I shoot hoyt, but I like other brands.


----------



## kegan (Aug 28, 2006)

I make my own longbows.


----------



## HoytBoyJr (Jun 29, 2009)

*I meant*

I meant compounds


----------



## kegan (Aug 28, 2006)

HoytBoyJr said:


> I meant compounds


I don't have the money for compounds

But! I saw a guy make a wooden compound once. Monsterous thing. But I guess it counts?


----------



## sawtoothscream (Apr 19, 2008)

Martin/rytera 

Owned my martin for 7 yrs and it still works amazing. Now I just bought a rytera alien x to replace it and I hope it treats m just as good as my other bow.


----------



## LilHog (Jul 27, 2008)

Darton


----------



## FITAfanatic (Jun 29, 2009)

*!*

Bowtech all the way.....
There 2009 bows are amazing.
when you shoot them, they practically just sit in your hand.
And there real quiet!


----------



## bow slayer (Apr 2, 2007)

I shoot Hoyt an Bowtech but because of affiliation reasons I must say Bowtech.


----------



## Hoyt_man (Feb 2, 2008)

I love my Hoyts for target but i have to admit mathews makes some wicked hunting bows.
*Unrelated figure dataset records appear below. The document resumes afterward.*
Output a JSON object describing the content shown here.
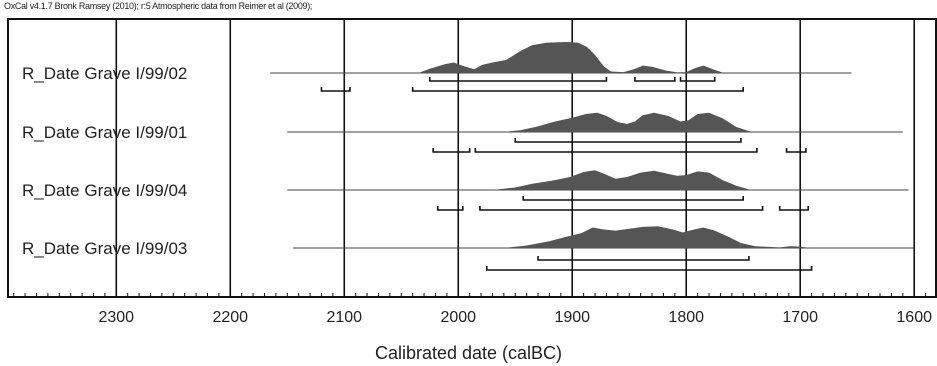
{
  "credit": "OxCal v4.1.7 Bronk Ramsey (2010); r:5 Atmospheric data from Reimer et al (2009);",
  "chart_data": {
    "type": "area",
    "title": "",
    "xlabel": "Calibrated date (calBC)",
    "ylabel": "",
    "xlim": [
      2395,
      1580
    ],
    "x_reversed": true,
    "xticks": [
      2300,
      2200,
      2100,
      2000,
      1900,
      1800,
      1700,
      1600
    ],
    "grid": true,
    "colors": {
      "fill": "#555555",
      "line": "#444444",
      "grid": "#111111",
      "frame": "#111111"
    },
    "series": [
      {
        "name": "R_Date Grave I/99/02",
        "range": [
          2165,
          1655
        ],
        "density": [
          [
            2035,
            0
          ],
          [
            2025,
            0.14
          ],
          [
            2012,
            0.28
          ],
          [
            2004,
            0.34
          ],
          [
            1995,
            0.22
          ],
          [
            1986,
            0.12
          ],
          [
            1979,
            0.26
          ],
          [
            1970,
            0.34
          ],
          [
            1958,
            0.42
          ],
          [
            1945,
            0.72
          ],
          [
            1935,
            0.9
          ],
          [
            1922,
            0.98
          ],
          [
            1905,
            1
          ],
          [
            1895,
            0.98
          ],
          [
            1887,
            0.84
          ],
          [
            1880,
            0.58
          ],
          [
            1872,
            0.2
          ],
          [
            1866,
            0.05
          ],
          [
            1855,
            0.03
          ],
          [
            1846,
            0.12
          ],
          [
            1838,
            0.24
          ],
          [
            1830,
            0.2
          ],
          [
            1818,
            0.08
          ],
          [
            1808,
            0.02
          ],
          [
            1800,
            0.03
          ],
          [
            1792,
            0.16
          ],
          [
            1785,
            0.24
          ],
          [
            1775,
            0.1
          ],
          [
            1767,
            0
          ]
        ],
        "brackets": [
          [
            [
              2025,
              1870
            ],
            [
              1845,
              1810
            ],
            [
              1805,
              1775
            ]
          ],
          [
            [
              2120,
              2095
            ],
            [
              2040,
              1750
            ]
          ]
        ]
      },
      {
        "name": "R_Date Grave I/99/01",
        "range": [
          2150,
          1610
        ],
        "density": [
          [
            1960,
            0
          ],
          [
            1945,
            0.06
          ],
          [
            1930,
            0.18
          ],
          [
            1915,
            0.34
          ],
          [
            1900,
            0.46
          ],
          [
            1888,
            0.58
          ],
          [
            1878,
            0.62
          ],
          [
            1870,
            0.52
          ],
          [
            1860,
            0.32
          ],
          [
            1852,
            0.26
          ],
          [
            1845,
            0.34
          ],
          [
            1838,
            0.54
          ],
          [
            1828,
            0.62
          ],
          [
            1816,
            0.52
          ],
          [
            1805,
            0.34
          ],
          [
            1798,
            0.38
          ],
          [
            1790,
            0.58
          ],
          [
            1780,
            0.62
          ],
          [
            1768,
            0.44
          ],
          [
            1756,
            0.16
          ],
          [
            1745,
            0.03
          ],
          [
            1740,
            0
          ]
        ],
        "brackets": [
          [
            [
              1950,
              1752
            ]
          ],
          [
            [
              2022,
              1990
            ],
            [
              1985,
              1738
            ],
            [
              1712,
              1695
            ]
          ]
        ]
      },
      {
        "name": "R_Date Grave I/99/04",
        "range": [
          2150,
          1605
        ],
        "density": [
          [
            1970,
            0
          ],
          [
            1950,
            0.08
          ],
          [
            1935,
            0.2
          ],
          [
            1918,
            0.3
          ],
          [
            1902,
            0.42
          ],
          [
            1890,
            0.58
          ],
          [
            1880,
            0.64
          ],
          [
            1872,
            0.52
          ],
          [
            1862,
            0.36
          ],
          [
            1852,
            0.42
          ],
          [
            1840,
            0.56
          ],
          [
            1828,
            0.62
          ],
          [
            1816,
            0.52
          ],
          [
            1808,
            0.46
          ],
          [
            1800,
            0.48
          ],
          [
            1790,
            0.6
          ],
          [
            1780,
            0.56
          ],
          [
            1768,
            0.32
          ],
          [
            1756,
            0.14
          ],
          [
            1745,
            0.02
          ],
          [
            1740,
            0
          ]
        ],
        "brackets": [
          [
            [
              1943,
              1750
            ]
          ],
          [
            [
              2018,
              1996
            ],
            [
              1981,
              1733
            ],
            [
              1718,
              1693
            ]
          ]
        ]
      },
      {
        "name": "R_Date Grave I/99/03",
        "range": [
          2145,
          1600
        ],
        "density": [
          [
            1960,
            0
          ],
          [
            1940,
            0.08
          ],
          [
            1920,
            0.22
          ],
          [
            1905,
            0.36
          ],
          [
            1892,
            0.48
          ],
          [
            1882,
            0.66
          ],
          [
            1873,
            0.6
          ],
          [
            1862,
            0.56
          ],
          [
            1850,
            0.62
          ],
          [
            1838,
            0.68
          ],
          [
            1825,
            0.7
          ],
          [
            1812,
            0.6
          ],
          [
            1803,
            0.5
          ],
          [
            1795,
            0.58
          ],
          [
            1785,
            0.66
          ],
          [
            1775,
            0.56
          ],
          [
            1763,
            0.36
          ],
          [
            1752,
            0.16
          ],
          [
            1740,
            0.06
          ],
          [
            1730,
            0.04
          ],
          [
            1718,
            0.02
          ],
          [
            1708,
            0.06
          ],
          [
            1700,
            0.04
          ],
          [
            1690,
            0
          ]
        ],
        "brackets": [
          [
            [
              1930,
              1745
            ]
          ],
          [
            [
              1975,
              1690
            ]
          ]
        ]
      }
    ]
  }
}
But Hoyt over all.


----------



## I'm Not Ted (Feb 12, 2009)

Sorry, Checkmate Raven Recurve. Soon to be. Custom. Still go another 2-4 months waiting. When I got it, it had a 8 month waiting list!  Kegan, whered you see the wood compound? Sounds sweet. Glad you don't shoot one though!


----------



## Jared Les (Jun 22, 2008)

How can you pick one when there are so many to choose from? I don't have enough time to shoot them all much less pick a favorite.


----------



## BIGBC (Jan 29, 2007)

BowtechBabe18 said:


> Bowtech all the way.....
> There 2009 bows are amazing.
> when you shoot them, they practically just sit in your hand.
> And there real quiet!


Ive tried out a few of the new Bowtechs and they are really impressive.
Im always happy shooting a Hoyt though.
That new Merlin Excalibur is a beaut too =]


----------



## x-force hunter (Apr 10, 2009)

Pse


----------



## kegan (Aug 28, 2006)

I'm Not Ted said:


> Sorry, Checkmate Raven Recurve. Soon to be. Custom. Still go another 2-4 months waiting. When I got it, it had a 8 month waiting list!  Kegan, whered you see the wood compound? Sounds sweet. Glad you don't shoot one though!
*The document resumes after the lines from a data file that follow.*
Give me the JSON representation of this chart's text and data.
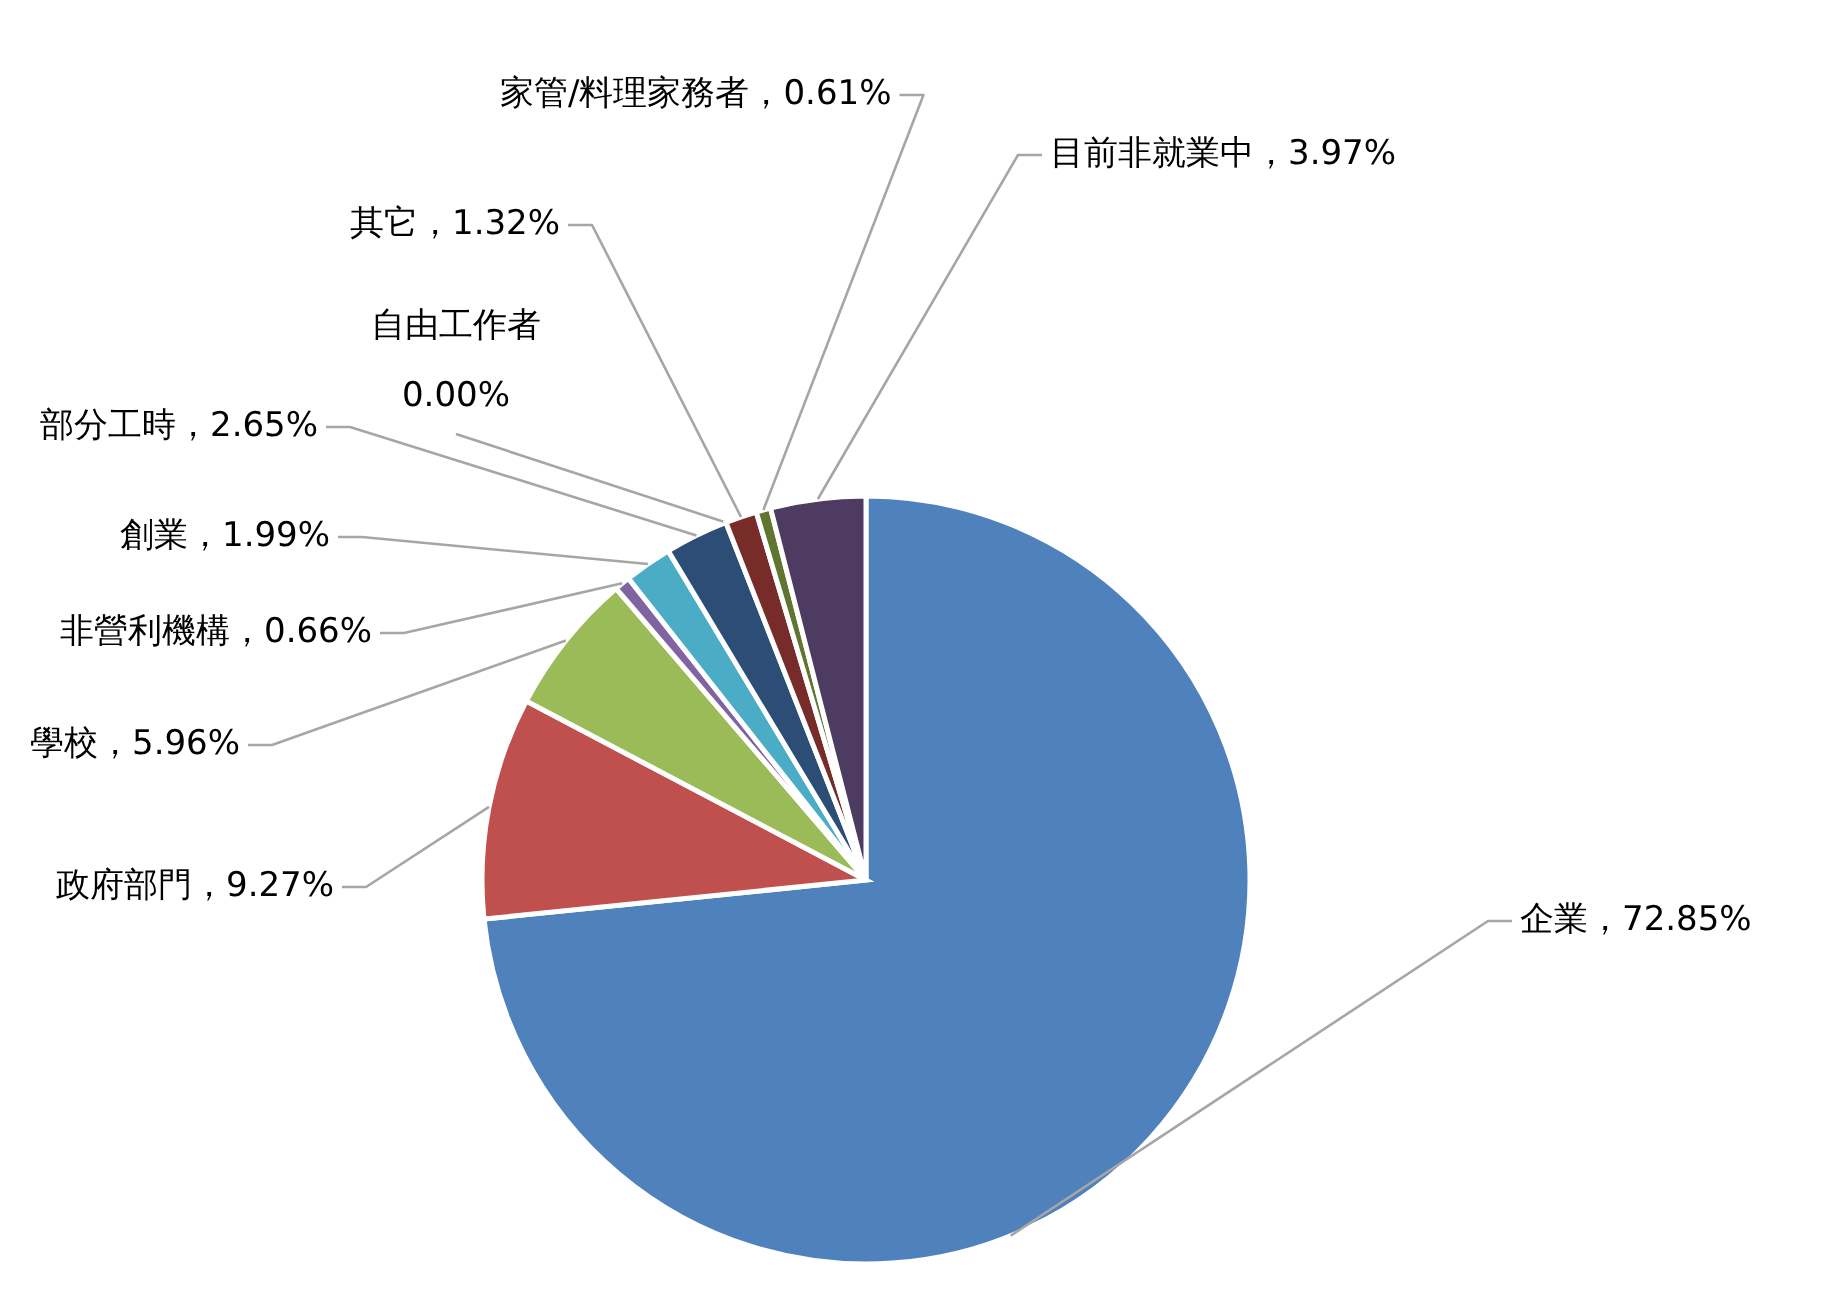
{
  "chart_data": {
    "type": "pie",
    "categories": [
      "企業",
      "政府部門",
      "學校",
      "非營利機構",
      "創業",
      "部分工時",
      "自由工作者",
      "其它",
      "家管/料理家務者",
      "目前非就業中"
    ],
    "values": [
      72.85,
      9.27,
      5.96,
      0.66,
      1.99,
      2.65,
      0.0,
      1.32,
      0.61,
      3.97
    ],
    "value_labels": [
      "72.85%",
      "9.27%",
      "5.96%",
      "0.66%",
      "1.99%",
      "2.65%",
      "0.00%",
      "1.32%",
      "0.61%",
      "3.97%"
    ],
    "colors": [
      "#4f81bd",
      "#c0504d",
      "#9bbb59",
      "#8064a2",
      "#4bacc6",
      "#2c4d75",
      "#1f3a5f",
      "#772c2a",
      "#5f7530",
      "#4d3b62"
    ]
  }
}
Over on Primitivearcher.com someone was bored at work and made one from scraps. It was a monsterous thing, but pretty creative


----------



## athomPT (Dec 14, 2008)

I'm a Mathews shooter, but I love all bows. I'm addicted and that's all to it!!!


----------



## Sighting In (Feb 5, 2009)

I'm a big bowtech fan (I think I want to be a staff shooter in a year or so), but my next choice is Hoyt.


----------



## jones2899 (Dec 17, 2008)

I shoot pse, but I like any bow that I can shoot well and sends the arrow where Im aiming.


----------



## kody10 (Apr 24, 2009)

pearson for me


----------